More Memory
A new device uses heat to fit extra bits on a hard disk
Source: “Heat-assisted magnetic recording by a near-field transducer with efficient optical energy transfer”
William Challener et al.
Nature Photonics 3: 220-224
Results: Researchers at Seagate have developed a way to deliver targeted pulses of heat to the magnetic areas of hard-disk drives. The technology should make it possible to write up to 20 times more data to disks than is possible today.
Why it matters: Hard drives record data when a magnetic head moves across a disk coated with small grains that represent 1s or 0s, depending on their magnetic orientation. To cram more data onto these drives, researchers have been making the grains smaller and smaller. But grains made of conventional materials will become unstable if they’re too small, losing data when they experience small fluctuations in temperature. The new recording method allows the researchers to use materials that are more stable, packing more bits into a given area to increase data storage capacity. In addition to holding more data, the resulting hard drives could be more reliable.
Methods: Today’s magnetic heads can’t write data to the more stable recording media. Heating the grains solves this problem, but it’s been difficult to heat an area small enough to keep surrounding grains from being affected; no conventional lens can focus laser light onto such a tiny spot. The researchers accomplished this by focusing the light with a device called an optical antenna instead of a lens.
Next steps: The company hopes to reduce the concentrated spot of heat from 70 nanometers to 20 nanometers. The engineers are also developing a way to deliver laser light efficiently to the recording head.
Social Security
Researchers raise privacy concerns about social-network data
Source: “De-Anonymizing Social Networks”
Arvind Narayanan and Vitaly Shmatikov
IEEE Symposium on Security and Privacy, May 17-20, 2009, Oakland, CA
Results: Researchers from the University of Texas at Austin designed an algorithm that can identify individuals using supposedly anonymous information that social-networking websites could provide to advertisers. In tests using Flickr and Twitter, they were able to assign names to a third of the users who maintained accounts on both sites, with only a 12 percent error rate.
Why it matters: Most social networks plan to make money by sharing data with advertisers. Although personally identifying information such as names and addresses is removed, the new study shows that individuals can still be identified.
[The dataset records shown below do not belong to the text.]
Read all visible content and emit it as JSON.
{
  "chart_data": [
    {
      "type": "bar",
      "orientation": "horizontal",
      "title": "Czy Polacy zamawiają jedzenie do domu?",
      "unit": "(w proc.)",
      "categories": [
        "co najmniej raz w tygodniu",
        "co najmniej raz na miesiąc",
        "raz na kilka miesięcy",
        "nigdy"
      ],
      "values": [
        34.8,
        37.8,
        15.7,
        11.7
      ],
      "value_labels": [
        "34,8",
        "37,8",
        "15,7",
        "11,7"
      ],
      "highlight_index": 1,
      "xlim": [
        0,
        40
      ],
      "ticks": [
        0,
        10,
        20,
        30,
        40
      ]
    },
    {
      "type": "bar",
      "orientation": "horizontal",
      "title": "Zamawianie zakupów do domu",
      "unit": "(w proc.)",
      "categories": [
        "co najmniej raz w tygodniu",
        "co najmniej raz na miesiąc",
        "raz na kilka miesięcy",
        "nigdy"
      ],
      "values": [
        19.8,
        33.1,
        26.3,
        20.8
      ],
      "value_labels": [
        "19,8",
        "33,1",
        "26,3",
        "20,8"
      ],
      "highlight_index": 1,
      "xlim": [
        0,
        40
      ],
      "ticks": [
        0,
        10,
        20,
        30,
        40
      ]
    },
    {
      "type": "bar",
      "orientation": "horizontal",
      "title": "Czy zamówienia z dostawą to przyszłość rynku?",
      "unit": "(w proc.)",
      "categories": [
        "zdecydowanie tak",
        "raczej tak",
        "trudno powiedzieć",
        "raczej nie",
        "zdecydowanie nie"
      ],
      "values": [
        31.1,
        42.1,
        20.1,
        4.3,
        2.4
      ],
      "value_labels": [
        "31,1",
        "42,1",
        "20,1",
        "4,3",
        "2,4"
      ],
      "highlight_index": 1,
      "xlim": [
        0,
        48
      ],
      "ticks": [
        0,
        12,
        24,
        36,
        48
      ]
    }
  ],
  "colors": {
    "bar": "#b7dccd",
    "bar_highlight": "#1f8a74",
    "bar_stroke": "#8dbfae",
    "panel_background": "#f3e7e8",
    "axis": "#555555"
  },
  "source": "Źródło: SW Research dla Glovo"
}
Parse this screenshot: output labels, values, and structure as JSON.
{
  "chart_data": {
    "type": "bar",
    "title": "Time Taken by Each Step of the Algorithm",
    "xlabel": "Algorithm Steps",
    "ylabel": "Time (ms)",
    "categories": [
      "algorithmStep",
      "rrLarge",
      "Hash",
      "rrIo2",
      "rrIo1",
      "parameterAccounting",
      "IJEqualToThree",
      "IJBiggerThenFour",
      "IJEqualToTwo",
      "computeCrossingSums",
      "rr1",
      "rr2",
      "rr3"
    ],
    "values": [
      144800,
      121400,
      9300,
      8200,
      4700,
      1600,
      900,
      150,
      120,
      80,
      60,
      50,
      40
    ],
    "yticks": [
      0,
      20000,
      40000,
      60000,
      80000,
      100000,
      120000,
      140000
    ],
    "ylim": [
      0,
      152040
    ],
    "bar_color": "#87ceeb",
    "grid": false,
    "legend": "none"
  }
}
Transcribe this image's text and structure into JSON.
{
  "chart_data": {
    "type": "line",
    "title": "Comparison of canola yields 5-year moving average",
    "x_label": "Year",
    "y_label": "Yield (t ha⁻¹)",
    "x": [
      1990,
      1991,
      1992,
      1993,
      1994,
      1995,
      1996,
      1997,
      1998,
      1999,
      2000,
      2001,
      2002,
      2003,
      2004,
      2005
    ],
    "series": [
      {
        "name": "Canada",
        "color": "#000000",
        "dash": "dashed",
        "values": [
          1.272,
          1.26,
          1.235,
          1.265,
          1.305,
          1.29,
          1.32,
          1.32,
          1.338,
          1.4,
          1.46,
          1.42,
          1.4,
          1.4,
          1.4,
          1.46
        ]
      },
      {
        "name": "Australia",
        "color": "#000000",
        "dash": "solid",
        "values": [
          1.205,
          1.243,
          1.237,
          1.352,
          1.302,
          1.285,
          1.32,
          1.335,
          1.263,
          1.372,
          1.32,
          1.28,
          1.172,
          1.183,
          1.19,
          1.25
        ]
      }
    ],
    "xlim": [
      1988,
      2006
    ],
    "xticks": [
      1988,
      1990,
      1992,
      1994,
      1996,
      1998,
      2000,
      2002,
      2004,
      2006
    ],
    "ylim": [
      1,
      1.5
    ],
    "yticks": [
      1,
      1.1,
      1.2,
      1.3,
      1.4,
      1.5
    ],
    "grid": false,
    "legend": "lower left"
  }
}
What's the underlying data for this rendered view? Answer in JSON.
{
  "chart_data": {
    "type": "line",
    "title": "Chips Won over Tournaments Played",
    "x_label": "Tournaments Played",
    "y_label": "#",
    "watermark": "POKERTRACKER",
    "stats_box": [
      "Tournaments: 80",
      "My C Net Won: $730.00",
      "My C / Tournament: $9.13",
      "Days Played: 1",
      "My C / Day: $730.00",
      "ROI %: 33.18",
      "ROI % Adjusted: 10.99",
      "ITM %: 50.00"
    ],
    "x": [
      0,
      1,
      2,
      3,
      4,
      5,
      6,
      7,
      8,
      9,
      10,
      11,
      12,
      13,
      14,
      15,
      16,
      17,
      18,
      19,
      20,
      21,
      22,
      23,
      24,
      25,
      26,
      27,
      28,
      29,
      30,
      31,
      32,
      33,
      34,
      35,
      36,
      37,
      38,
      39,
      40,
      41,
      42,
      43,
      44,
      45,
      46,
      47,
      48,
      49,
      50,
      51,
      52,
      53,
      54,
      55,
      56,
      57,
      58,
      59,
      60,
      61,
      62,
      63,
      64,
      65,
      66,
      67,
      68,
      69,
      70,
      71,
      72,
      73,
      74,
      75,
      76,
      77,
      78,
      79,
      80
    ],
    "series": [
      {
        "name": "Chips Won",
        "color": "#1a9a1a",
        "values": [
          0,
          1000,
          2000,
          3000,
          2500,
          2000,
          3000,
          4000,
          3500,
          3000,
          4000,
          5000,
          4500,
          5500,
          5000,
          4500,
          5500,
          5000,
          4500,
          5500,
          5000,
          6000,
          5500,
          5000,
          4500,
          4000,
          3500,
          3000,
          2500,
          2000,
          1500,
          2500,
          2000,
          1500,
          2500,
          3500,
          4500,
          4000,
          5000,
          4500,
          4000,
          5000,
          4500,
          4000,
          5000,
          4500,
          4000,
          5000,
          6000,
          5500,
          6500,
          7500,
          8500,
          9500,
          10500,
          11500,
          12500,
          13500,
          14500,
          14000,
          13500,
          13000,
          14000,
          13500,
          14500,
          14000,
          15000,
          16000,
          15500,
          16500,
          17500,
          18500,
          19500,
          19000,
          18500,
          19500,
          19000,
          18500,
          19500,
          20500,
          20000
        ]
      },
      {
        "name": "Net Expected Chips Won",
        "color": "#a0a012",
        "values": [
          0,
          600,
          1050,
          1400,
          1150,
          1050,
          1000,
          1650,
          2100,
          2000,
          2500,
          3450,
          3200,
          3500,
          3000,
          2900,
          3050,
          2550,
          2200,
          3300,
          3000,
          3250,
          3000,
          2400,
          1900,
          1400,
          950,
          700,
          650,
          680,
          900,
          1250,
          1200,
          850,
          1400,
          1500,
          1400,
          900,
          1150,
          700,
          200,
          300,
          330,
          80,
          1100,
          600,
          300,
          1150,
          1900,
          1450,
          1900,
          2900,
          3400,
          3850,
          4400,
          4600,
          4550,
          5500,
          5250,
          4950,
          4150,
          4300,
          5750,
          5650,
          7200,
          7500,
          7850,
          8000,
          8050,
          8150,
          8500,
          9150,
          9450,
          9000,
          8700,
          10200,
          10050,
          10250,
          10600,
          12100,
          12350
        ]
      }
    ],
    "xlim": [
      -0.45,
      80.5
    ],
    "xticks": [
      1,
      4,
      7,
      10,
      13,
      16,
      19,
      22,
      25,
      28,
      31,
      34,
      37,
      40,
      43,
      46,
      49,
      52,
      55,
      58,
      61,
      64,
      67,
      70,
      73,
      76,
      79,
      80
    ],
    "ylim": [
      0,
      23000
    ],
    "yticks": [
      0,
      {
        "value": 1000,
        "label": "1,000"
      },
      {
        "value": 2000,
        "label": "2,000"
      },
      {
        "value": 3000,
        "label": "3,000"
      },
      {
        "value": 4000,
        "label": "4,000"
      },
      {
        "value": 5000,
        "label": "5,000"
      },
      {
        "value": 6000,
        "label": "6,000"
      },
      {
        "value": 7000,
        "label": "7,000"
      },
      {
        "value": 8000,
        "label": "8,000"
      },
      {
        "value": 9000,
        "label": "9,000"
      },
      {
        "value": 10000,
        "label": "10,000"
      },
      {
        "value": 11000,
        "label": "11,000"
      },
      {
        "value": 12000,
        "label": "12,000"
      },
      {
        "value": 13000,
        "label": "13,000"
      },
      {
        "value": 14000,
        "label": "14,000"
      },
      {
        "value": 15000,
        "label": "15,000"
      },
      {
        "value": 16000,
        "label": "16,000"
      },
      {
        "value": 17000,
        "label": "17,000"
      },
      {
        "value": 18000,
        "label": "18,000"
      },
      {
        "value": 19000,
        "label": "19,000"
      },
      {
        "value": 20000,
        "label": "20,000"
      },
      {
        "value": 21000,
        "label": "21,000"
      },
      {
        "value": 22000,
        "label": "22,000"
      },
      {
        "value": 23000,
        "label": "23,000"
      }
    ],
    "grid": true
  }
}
Methods: The researchers developed an algorithm that compares publicly available information from one social-networking site–such as a person’s name and list of contacts–with the data that another site might supply to advertisers. The publicly available data is used to help create a map of connections between people. The advertisers’ data is used to create a similar map, with the names, addresses, and other personal information missing. The algorithm can identify features common to both that reveal a person’s identity, even when the maps overlap by as little as 14 percent. The researchers designed the algorithm to start with social-network users who can easily be identified–as few as 30 individuals in 100,000–and then use personal information about those users to fill in details about others.
Next steps: Having demonstrated that the relationship information that makes social-network data useful could also compromise user privacy, the researchers say the solution is to change the privacy laws and corporate practices that govern the sharing of “anonymous” information from such sites.